Sets a callback to be called in the end of every call of emit() or send() with arguments event, count and args, count being a number of handlers actually executed on particular event. Otherwise, it is similar to hook() method.

  • callback function receiving count of handlers invoked and the event itself;
  • Returns: previous hook callback or null;
  • Throws: TypeError if callback is not falsey and is not a function.

depth ()

Return recursion depth of current event. Value 0 means that emit() is not active.

Eventist makes no checks or restrictions about event recursion.

  • Returns: number.

info ()

Return a dictionary object of handler counts for event types. May be useful for debugging.

  • Returns: Object.

execute ( handler, arguments, event )

Actually call the handler function. You may want to override this method for debugging/profiling purposes. This method should not be called directly.

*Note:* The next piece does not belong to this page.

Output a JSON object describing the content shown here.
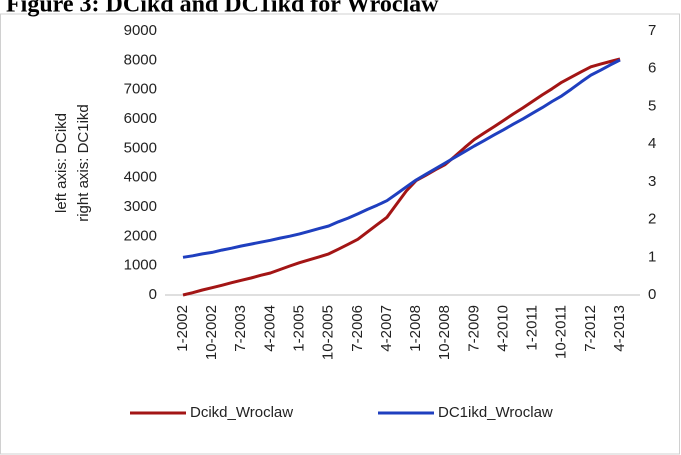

  • handler function previously registered via on() or once().
  • arguments array of those supplied to emit().
  • event as supplied to emit().
  • Returns: anything from handler.


Preventing memory leaks

If code like eventist.on(someEvent, objectsMethod, objectInstance) is executed, then eventist.unplug(objectInstance) should be called before discarding the object instance. Failure to do so will result in memory leak.

Before v1.0 the only way to use instance method as event handler was to use closures, which resulted in ugly code.

Reporting unhandled events

This feature comes handy for fishing out possible event name typo errors.

  var eventist = new Eventist();
  eventist.reporter (function (count, event) {
      count || console.log('UNHANDLED:', event);

Find out the handler giving specific response to certain event

  var eventist = new Eventist();
  var original = eventist.execute;
  eventist.execute = function(cb, args, event) {
    var response =, ev, cb);
    if(response === THIS && event === THAT){
      cb = 0; // set a breakpoint here
    return response;


The following example is probably not very useful by itself, but the code before and after emit invocation can do something more interesting, like maintaining profiling dictionaries etc.

  var eventist = new Eventist();
  var count = 0, time = 0;
  var emit = eventist.emit;
  eventist.emit = function(ev) {
    var t0 = getCurrentTime();
    var res = emit.apply(eventist, arguments);
    time += getCurrentTime() - t0;
    count += 1;
    return res;

Sending events asynchronously

Emitting a new event right from a handler may result in deeply nested events, puzzling execution track potentially hard-to-spot bugs. In such cases send() may be better choice. In the following example, the return value will be forwarded with some other data via event2 and the callback will run after this has been processed.

  var handler1 = function() {
    var res1 = doMyProcessing();
    eventist.send(function(err, res2, args) {
      // Process if necessary...
      'event2', res1, somethingMore...);
    return res1; // If necessary...

If we do not need result processing or we do not need to wait until our response gets processed, then the "If necessary..." lines can be omitted.


The same tests can be run for different environments using the following commands:

  > gulp test              # --> reports/coverage/node/
  > karma start            # --> reports/coverage/browser-amd/
  > karma start --direct   # --> reports/coverage/browser/


  • Olical/EventEmitter - similar, but slightly different project with beautiful code. I spotted this one when I was already on final.